The onan cck generator. – electricity billy elliot broadway


I enjoyed your article on the Onan CCK generator. Starting in the early sixties for about 15 years I made a living in the Air Force maintaining 40 or so, of these generators among a host of other assorted ground support equipment. They powered portable light carts (Air Force NF-2) which also supplied 115 VAC for aircraft maintenance test equipment. b games 2 These things literally ran thousands of hours a year and I can remember tearing down only one engine for internal problems. It was a near perfect example of a balanced engine, and though it never idled in normal use it could idle about as smooth as a Swiss watch.

Scheduled maintenance was just about limited to changing oil and filters, changing spark plugs and scraping carbon out of the heads once a year. About the only unscheduled maintenance involved the 24 volt cranking battery that often times was castaways from the aircraft battery shop. Mechanics that complained about frequency control likely did not understand how to adjust the governor vacuum boost or did not replace dried out seals and diaphragm. Bad Onan mechanics were not hard to find because, like the Maytag repairman, they didn’t get much practice.

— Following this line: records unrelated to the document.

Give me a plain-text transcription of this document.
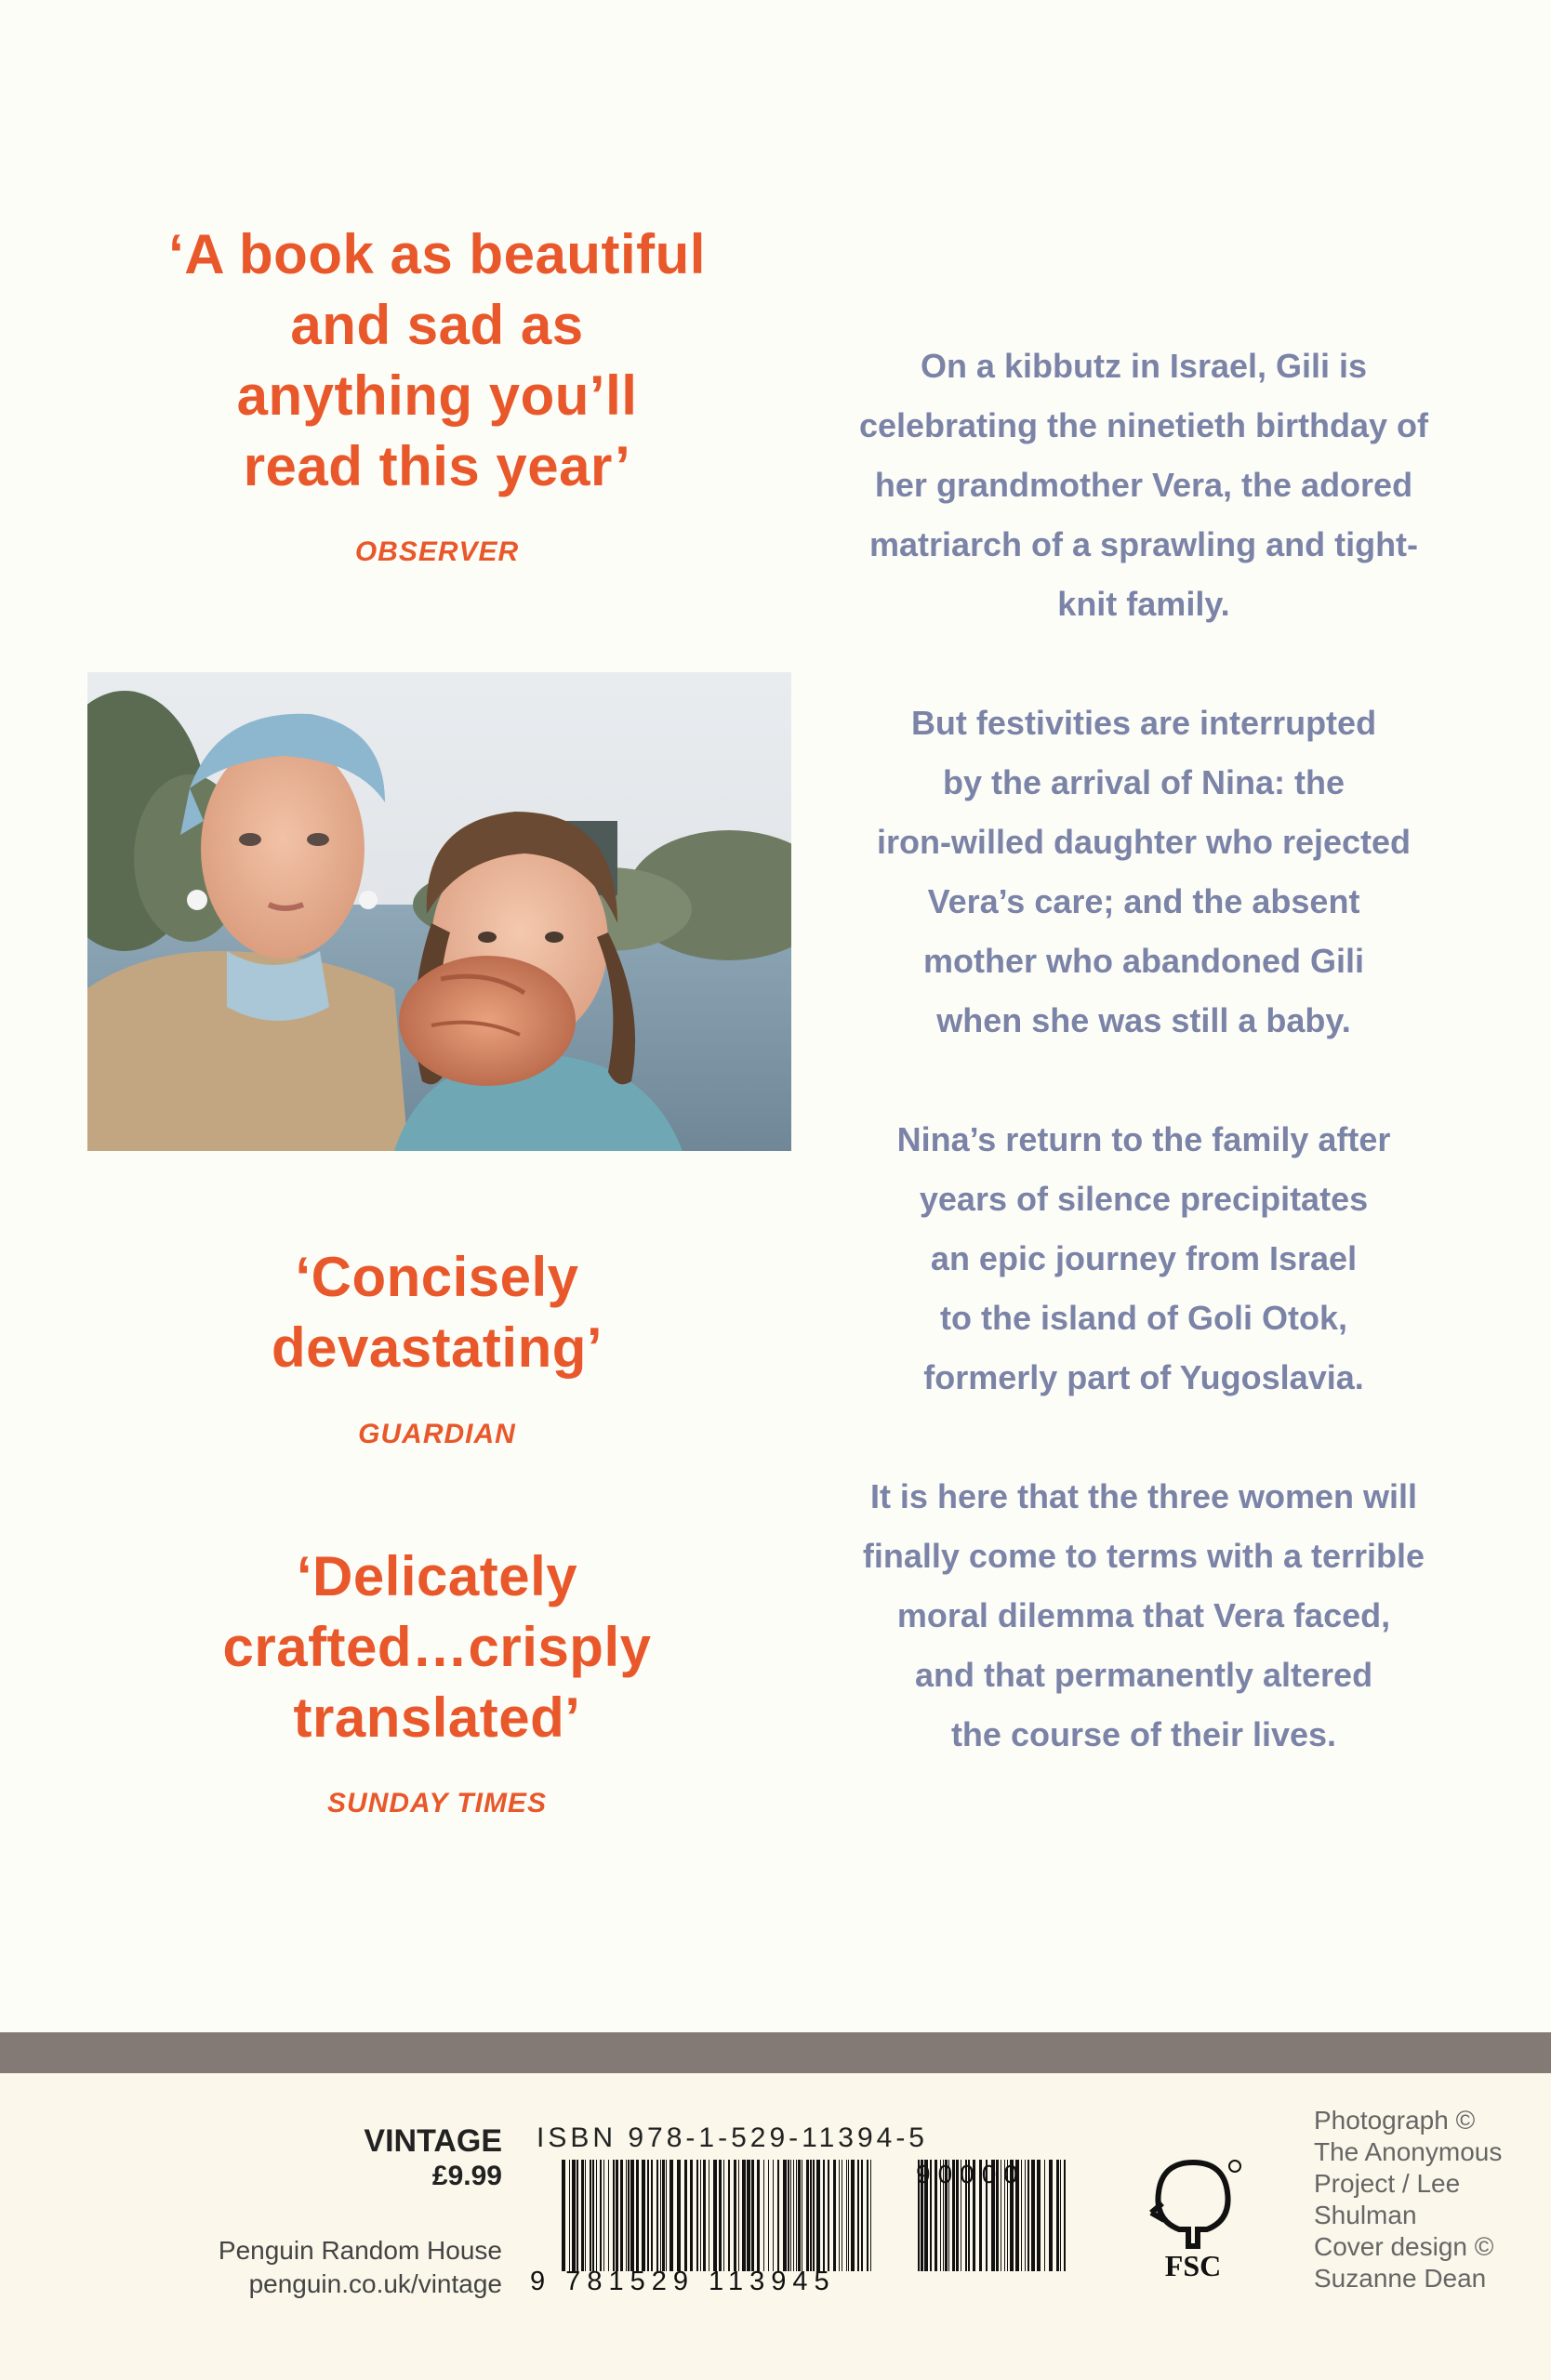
‘A book as beautiful
and sad as
anything you’ll
read this year’
OBSERVER
‘Concisely
devastating’
GUARDIAN
‘Delicately
crafted…crisply
translated’
SUNDAY TIMES

On a kibbutz in Israel, Gili is
celebrating the ninetieth birthday of
her grandmother Vera, the adored
matriarch of a sprawling and tight-
knit family.

But festivities are interrupted
by the arrival of Nina: the
iron-willed daughter who rejected
Vera’s care; and the absent
mother who abandoned Gili
when she was still a baby.

Nina’s return to the family after
years of silence precipitates
an epic journey from Israel
to the island of Goli Otok,
formerly part of Yugoslavia.

It is here that the three women will
finally come to terms with a terrible
moral dilemma that Vera faced,
and that permanently altered
the course of their lives.

VINTAGE
£9.99
Penguin Random House
penguin.co.uk/vintage
ISBN 978-1-529-11394-5
9 781529 113945
90000
FSC
Photograph ©
The Anonymous
Project / Lee
Shulman
Cover design ©
Suzanne Dean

Electrically, everything was done by relay logic. electricity lesson plans 8th grade A few years ago I got a motor home CCK unit in my shop with a small circuit board on it that had failed. It had two large transistors and half a dozen diodes, caps and resistors. It had replaced a couple of relays. The local parts distributor only wanted $360 for a replacement board. 1 electricity unit in kwh He told me they had so much trouble with the solid state stuff that after a couple of years they went back to relays. How’s that for KISS? I ended up repairing the board.

Is there a relay to push to get the fuel pump to prime the engine? I just picked up one of these which had been sitting around for a few years. A friend helped with getting it going – we decoked the head and put it back together. He got it going playing with the fuel screws to let the old fuel out. electricity prices by state One thing was that he had to hotwire the fuel pump as when you pushed the start button it wasn’t priming the engine.

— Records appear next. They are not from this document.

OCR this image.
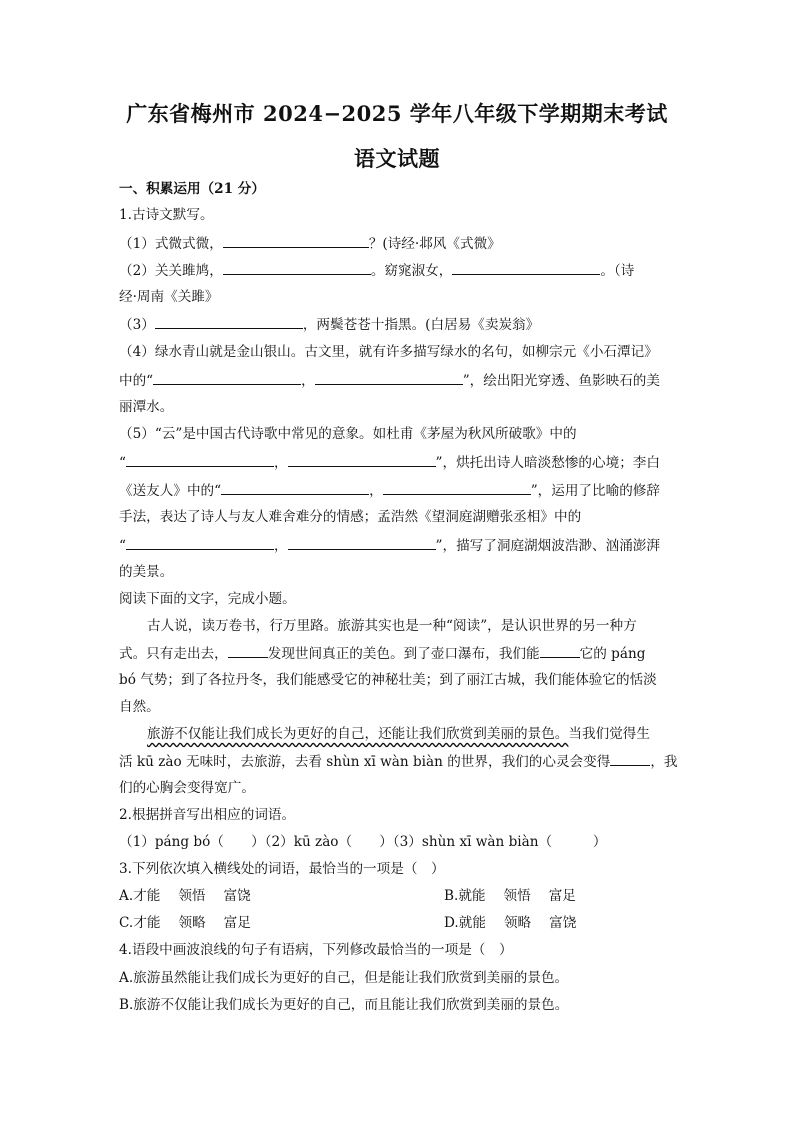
广东省梅州市 2024−2025 学年八年级下学期期末考试
语文试题
一、积累运用（21 分）
1.古诗文默写。
（1）式微式微，	？(诗经·邶风《式微》
（2）关关雎鸠，	。窈窕淑女，	。（诗
经·周南《关雎》
（3）	，两鬓苍苍十指黑。(白居易《卖炭翁》
（4）绿水青山就是金山银山。古文里，就有许多描写绿水的名句，如柳宗元《小石潭记》
中的“	，	”，绘出阳光穿透、鱼影映石的美
丽潭水。
（5）“云”是中国古代诗歌中常见的意象。如杜甫《茅屋为秋风所破歌》中的
“	，	”，烘托出诗人暗淡愁惨的心境；李白
《送友人》中的“	，	”，运用了比喻的修辞
手法，表达了诗人与友人难舍难分的情感；孟浩然《望洞庭湖赠张丞相》中的
“	，	”，描写了洞庭湖烟波浩渺、汹涌澎湃
的美景。
阅读下面的文字，完成小题。
古人说，读万卷书，行万里路。旅游其实也是一种“阅读”，是认识世界的另一种方
式。只有走出去，	发现世间真正的美色。到了壶口瀑布，我们能	它的 páng
bó 气势；到了各拉丹冬，我们能感受它的神秘壮美；到了丽江古城，我们能体验它的恬淡
自然。
旅游不仅能让我们成长为更好的自己，还能让我们欣赏到美丽的景色。当我们觉得生
活 kū zào 无味时，去旅游，去看 shùn xī wàn biàn 的世界，我们的心灵会变得	，我
们的心胸会变得宽广。
2.根据拼音写出相应的词语。
（1）páng bó（　　）（2）kū zào（　　）（3）shùn xī wàn biàn（　　　）
3.下列依次填入横线处的词语，最恰当的一项是（　）
A.才能 领悟 富饶	B.就能 领悟 富足
C.才能 领略 富足	D.就能 领略 富饶
4.语段中画波浪线的句子有语病，下列修改最恰当的一项是（　）
A.旅游虽然能让我们成长为更好的自己，但是能让我们欣赏到美丽的景色。
B.旅游不仅能让我们成长为更好的自己，而且能让我们欣赏到美丽的景色。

I was on this board earlier asking about a lister that had come available – but that was beyond my price point and as a neophyte to old reliable engines a bit of a pipe dream. I’d been looking for a generator to power our house in outtages and wanting to avoid what my wife would get – a big box type generator … and liked the look of the onan 6500 w rv generators – that at least ran at 1800 rpm rather than 3600. One showed up on Craigslist – I took a bit of a leap of faith as it wasn’t running and was in storage and I didn’t know the model of it even. My friend told me its an old cck from the 60s. hair electricity dance moms Now that it’s gotten running I need to give it a home, put the muffler on, change the oil and filter and spark plugs – and see how it runs the house. I’m glad I just happened upon a keeper (for $350) … when a lister was a bit beyond me (at $3500).

When I got it, the guy who had it didn’t know much about engines in general and I have had to re-do much of his wiring on the 120VAC side, as he simply had taken bare wires and twisted them together when he removed it from the RV to become a free-standing’ unit. Much is missing too. gas and water llc Still, it runs and operates well. That is except for a few glitches. There is an aftermarket electric fuel pump on it, connected to a 1 gal. makeshift gas tank that came off of a pressure washer unit, and had no filters what-so-ever, which created immediate probs. with the carb. Of which I have removed several times and cleaned the needle & seat, power circuit etc. Fortunately, they are very simple carbs. and have only needed to remove the top. electricity cost per watt The intake manifold must be removed to get to the bolts underneath the carb base, but still, even if needed, that won’t require much.

I’m learning as I go, and right now my problem is that it doesn’t charge the batt. It gets it’s 12V circuit from internal fields in the gen. but otherwise is similar to an older style auto system with a separate voltage regulator. Of which, very little information seems forthcoming, at least via the net. So once again, I’ll try my trial & error approach and see what happens.